Вообще, в Яшеньке есть что-то странное, недоконченное. Сероватый цвет лица, тусклые и как бы изумленные глаза грязно-голубого цвета, осененные белыми ресницами, и светлорусые, почти белые волосы сообщают его физиономии тот характер безличности, который так же болезненно действует на нервного человека, как вид ползущего червяка или пробежавшей мыши. И жесты и речь его отличаются безукоризненною рассудительностью, которая, однако ж, близко граничит с тупостью. В словах его нет ни грамматических ошибок, ни бессмыслицы, которая иногда бывает необходимым следствием желания блеснуть остроумием или красноречием; он говорит вообще правильно и складно, но эта правильность возбуждает тошноту, а складность приводит в отчаяние. Тем не менее, так как Яшенька единственное дитя Натальи Павловны, то весьма естественно, что она не слышит в нем души, и не только не замечает его маленьких недостатков, но даже полагает, что они составляют украшение ее семейной жизни.

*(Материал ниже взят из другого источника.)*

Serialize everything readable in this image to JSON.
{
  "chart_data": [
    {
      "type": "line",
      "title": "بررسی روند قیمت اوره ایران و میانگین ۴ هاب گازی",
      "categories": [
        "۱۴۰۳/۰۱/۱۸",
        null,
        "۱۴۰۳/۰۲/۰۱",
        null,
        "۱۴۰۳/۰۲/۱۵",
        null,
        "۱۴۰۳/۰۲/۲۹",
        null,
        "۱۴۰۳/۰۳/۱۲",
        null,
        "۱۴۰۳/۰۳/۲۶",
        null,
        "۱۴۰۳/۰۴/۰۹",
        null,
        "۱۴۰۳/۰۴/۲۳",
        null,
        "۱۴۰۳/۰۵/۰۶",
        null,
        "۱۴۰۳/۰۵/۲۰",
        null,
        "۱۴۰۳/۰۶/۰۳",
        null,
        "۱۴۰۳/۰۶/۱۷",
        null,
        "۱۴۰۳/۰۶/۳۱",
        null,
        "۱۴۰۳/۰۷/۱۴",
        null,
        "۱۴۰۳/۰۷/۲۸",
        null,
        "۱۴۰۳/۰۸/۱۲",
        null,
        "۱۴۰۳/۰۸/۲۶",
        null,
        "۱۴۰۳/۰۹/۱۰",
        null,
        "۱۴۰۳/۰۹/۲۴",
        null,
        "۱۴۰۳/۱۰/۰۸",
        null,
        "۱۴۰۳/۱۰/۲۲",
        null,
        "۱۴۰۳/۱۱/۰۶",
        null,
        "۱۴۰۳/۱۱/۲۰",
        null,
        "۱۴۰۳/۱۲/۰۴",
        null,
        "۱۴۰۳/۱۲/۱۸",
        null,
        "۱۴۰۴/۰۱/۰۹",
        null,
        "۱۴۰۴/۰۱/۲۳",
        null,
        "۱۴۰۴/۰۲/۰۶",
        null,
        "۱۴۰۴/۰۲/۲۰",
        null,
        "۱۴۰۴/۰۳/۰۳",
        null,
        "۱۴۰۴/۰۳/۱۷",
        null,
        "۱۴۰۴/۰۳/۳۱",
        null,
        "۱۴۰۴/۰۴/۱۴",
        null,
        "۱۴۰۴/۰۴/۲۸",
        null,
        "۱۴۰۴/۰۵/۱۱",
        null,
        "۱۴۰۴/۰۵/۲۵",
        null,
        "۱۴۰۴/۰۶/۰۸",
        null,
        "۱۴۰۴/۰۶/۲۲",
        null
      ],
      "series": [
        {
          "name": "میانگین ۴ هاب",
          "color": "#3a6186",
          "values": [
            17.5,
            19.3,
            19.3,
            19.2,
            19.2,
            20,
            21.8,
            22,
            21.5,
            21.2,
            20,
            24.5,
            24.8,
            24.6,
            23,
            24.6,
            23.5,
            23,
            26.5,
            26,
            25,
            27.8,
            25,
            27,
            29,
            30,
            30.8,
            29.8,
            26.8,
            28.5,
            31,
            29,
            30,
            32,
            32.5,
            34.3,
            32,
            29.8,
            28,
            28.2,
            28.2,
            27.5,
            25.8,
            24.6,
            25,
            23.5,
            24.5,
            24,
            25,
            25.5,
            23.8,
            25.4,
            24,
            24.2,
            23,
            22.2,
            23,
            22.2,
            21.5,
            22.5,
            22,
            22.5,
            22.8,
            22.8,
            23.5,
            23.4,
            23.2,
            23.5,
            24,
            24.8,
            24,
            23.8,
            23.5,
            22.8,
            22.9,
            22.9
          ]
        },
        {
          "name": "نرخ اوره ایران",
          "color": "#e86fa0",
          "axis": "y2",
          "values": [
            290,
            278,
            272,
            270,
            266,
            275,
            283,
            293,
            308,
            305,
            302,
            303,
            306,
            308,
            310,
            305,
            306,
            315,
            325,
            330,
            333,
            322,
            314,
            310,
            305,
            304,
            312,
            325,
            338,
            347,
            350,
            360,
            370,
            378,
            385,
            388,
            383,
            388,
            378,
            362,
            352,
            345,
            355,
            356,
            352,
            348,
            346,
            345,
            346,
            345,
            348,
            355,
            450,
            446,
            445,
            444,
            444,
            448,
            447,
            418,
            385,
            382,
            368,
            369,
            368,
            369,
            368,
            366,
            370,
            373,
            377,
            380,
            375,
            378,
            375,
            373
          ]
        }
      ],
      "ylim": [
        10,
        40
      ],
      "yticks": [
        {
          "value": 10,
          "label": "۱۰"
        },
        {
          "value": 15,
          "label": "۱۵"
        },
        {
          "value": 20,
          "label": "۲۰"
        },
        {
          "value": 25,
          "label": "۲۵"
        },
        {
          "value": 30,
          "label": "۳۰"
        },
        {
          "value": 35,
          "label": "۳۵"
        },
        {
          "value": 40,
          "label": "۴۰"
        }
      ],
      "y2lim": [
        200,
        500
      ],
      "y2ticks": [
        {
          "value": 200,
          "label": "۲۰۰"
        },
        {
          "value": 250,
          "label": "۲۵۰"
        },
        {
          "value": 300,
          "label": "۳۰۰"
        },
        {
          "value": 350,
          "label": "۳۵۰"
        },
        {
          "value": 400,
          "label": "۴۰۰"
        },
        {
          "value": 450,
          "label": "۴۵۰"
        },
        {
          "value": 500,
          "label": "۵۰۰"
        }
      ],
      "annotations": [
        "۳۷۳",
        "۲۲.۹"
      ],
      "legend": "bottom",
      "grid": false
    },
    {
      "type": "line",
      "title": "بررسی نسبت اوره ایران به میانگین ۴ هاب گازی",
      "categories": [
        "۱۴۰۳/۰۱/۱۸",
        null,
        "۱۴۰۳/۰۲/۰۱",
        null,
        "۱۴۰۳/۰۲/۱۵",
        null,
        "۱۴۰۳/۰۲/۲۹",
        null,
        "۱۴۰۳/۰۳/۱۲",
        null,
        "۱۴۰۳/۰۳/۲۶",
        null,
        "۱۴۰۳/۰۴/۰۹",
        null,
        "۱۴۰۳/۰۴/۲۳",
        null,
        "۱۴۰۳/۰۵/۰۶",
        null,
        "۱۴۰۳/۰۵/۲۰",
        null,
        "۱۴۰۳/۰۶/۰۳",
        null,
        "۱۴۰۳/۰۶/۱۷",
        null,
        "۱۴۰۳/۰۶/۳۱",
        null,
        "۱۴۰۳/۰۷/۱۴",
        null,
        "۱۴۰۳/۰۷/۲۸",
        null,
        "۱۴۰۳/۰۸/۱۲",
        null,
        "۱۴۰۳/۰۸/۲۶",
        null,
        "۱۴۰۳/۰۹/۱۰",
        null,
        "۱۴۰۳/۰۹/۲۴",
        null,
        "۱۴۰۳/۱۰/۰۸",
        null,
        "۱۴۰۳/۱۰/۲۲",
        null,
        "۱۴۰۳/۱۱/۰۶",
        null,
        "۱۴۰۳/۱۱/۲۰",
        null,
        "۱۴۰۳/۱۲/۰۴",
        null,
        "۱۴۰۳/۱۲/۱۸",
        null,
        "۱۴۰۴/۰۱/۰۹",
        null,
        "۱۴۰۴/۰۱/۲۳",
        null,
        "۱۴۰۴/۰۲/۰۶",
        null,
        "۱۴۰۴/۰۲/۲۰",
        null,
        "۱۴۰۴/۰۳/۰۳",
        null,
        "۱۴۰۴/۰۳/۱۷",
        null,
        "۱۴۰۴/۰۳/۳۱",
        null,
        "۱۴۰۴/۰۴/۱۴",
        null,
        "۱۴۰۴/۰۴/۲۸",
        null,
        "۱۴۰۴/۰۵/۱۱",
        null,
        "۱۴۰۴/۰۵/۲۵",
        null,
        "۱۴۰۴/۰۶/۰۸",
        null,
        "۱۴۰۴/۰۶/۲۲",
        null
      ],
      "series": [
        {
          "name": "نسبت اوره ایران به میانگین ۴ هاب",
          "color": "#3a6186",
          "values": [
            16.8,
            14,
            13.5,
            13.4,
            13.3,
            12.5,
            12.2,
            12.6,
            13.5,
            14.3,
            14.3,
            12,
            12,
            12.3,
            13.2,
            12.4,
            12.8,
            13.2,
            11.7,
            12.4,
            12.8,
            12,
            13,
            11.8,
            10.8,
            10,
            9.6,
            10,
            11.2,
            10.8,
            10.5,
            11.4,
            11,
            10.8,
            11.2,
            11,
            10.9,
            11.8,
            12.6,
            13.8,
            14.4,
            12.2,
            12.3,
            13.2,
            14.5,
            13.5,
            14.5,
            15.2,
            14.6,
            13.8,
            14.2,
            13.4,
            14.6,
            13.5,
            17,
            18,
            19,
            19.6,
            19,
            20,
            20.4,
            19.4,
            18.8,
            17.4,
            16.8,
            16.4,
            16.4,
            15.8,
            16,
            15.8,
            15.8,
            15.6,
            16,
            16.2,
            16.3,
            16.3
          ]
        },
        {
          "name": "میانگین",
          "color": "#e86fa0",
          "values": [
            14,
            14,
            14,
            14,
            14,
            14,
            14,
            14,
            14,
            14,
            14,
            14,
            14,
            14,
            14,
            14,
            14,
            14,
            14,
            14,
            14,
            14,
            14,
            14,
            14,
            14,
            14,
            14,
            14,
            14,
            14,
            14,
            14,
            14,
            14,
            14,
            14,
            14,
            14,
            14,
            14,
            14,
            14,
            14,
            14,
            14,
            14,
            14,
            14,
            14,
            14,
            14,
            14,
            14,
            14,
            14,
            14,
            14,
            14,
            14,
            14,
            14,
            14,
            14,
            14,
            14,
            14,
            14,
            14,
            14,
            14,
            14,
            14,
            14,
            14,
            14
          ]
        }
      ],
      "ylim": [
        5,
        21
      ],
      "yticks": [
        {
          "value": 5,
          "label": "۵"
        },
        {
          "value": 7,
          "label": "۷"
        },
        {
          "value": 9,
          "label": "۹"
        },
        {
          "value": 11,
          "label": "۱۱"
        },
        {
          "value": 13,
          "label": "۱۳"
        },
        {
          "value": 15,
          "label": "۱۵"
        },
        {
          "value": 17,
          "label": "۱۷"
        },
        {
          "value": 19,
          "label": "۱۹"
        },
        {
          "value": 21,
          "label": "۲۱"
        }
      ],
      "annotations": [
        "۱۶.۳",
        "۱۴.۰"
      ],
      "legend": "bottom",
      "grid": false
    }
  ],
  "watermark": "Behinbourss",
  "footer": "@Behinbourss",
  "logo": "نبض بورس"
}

С самого детства Яшенька оказывал чрезвычайную склонность к благонравию и кротости, и хотя не имел быстрых и выспренних способностей, но был всегда прилежен и выучивал задаваемые уроки с большим старанием. В гимназии, куда он был помещен, впрочем, довольно поздно, Яшенька пользовался любовью учителей, а в особенности воспитателей, которые, как известно, в ребенке всего более ценят благонравие и душевную невинность. Он охотно в рекреационное время играл в лошадки с своими маленькими товарищами, но делал это не как сорвиголова, а просто потому, что, по мнению его и по мнению воспитателей, такое занятие вполне соответствует его нежному возрасту. Но еще охотнее предавался чтению детских книг, которых содержание как раз совпадало с складом его ума. Особенно любил он те повести и сказочки, в которых девочки и мальчики, любящие своих родителей, награждаются лакомыми блюдами. Жизнь представлялась его воображению не иначе, как рядом благонравных поступков с прямым их последствием – яблоками, конфектами и пряниками. В этом маленьком мире, который создавала его фантазия, все было гладко, тихо и благонравно. Маша и Петя звали родителей своих не иначе, как «милый папенька» или «милая маменька»; в день ангела они неупустительно писали к ним поздравительные письма; в свободное от уроков время, вместо того чтоб резвиться, рассуждали о прелести добродетели и гнусности порока и т. д. Слог этих писем и рассуждений сильно поразил его мыслящую способность своею необыкновенною текучестью. Он нередко, хотя и с большим усилием, вытверживал их наизусть и все свое самолюбие ставил в том, чтобы хоть когда-нибудь, хоть со временем, достигнуть возможности выражаться с подобною же рассудительностью и плавностью. И надобно отдать ему полную справедливость: он не только достиг этой цели, но даже перешел за пределы ее, потому что остался ребенком не формально только, как большая часть героев детских повестей, а действительно, всею внутреннею своею стороною.
Однако время шло; Яшеньке стукнуло уже девятнадцать лет, и наступила тягостная минута разлуки с стенами гимназии. Оставалось только выбрать дорогу, по которой предстояло совершить то длинное, а иногда и утомительное путешествие, которое называется жизнью. Таких дорог, как известно, имеется две; одна идет направо и называется военною, другая идет налево и называется штатскою. Есть, правда, и третья дорога, которая идет как раз посередине, но по ней путешествуют мещане и мужики, и, следовательно, ходить по ней не Яшенькино дело: замарает ножки. Яшенька пожелал идти по правой дороге.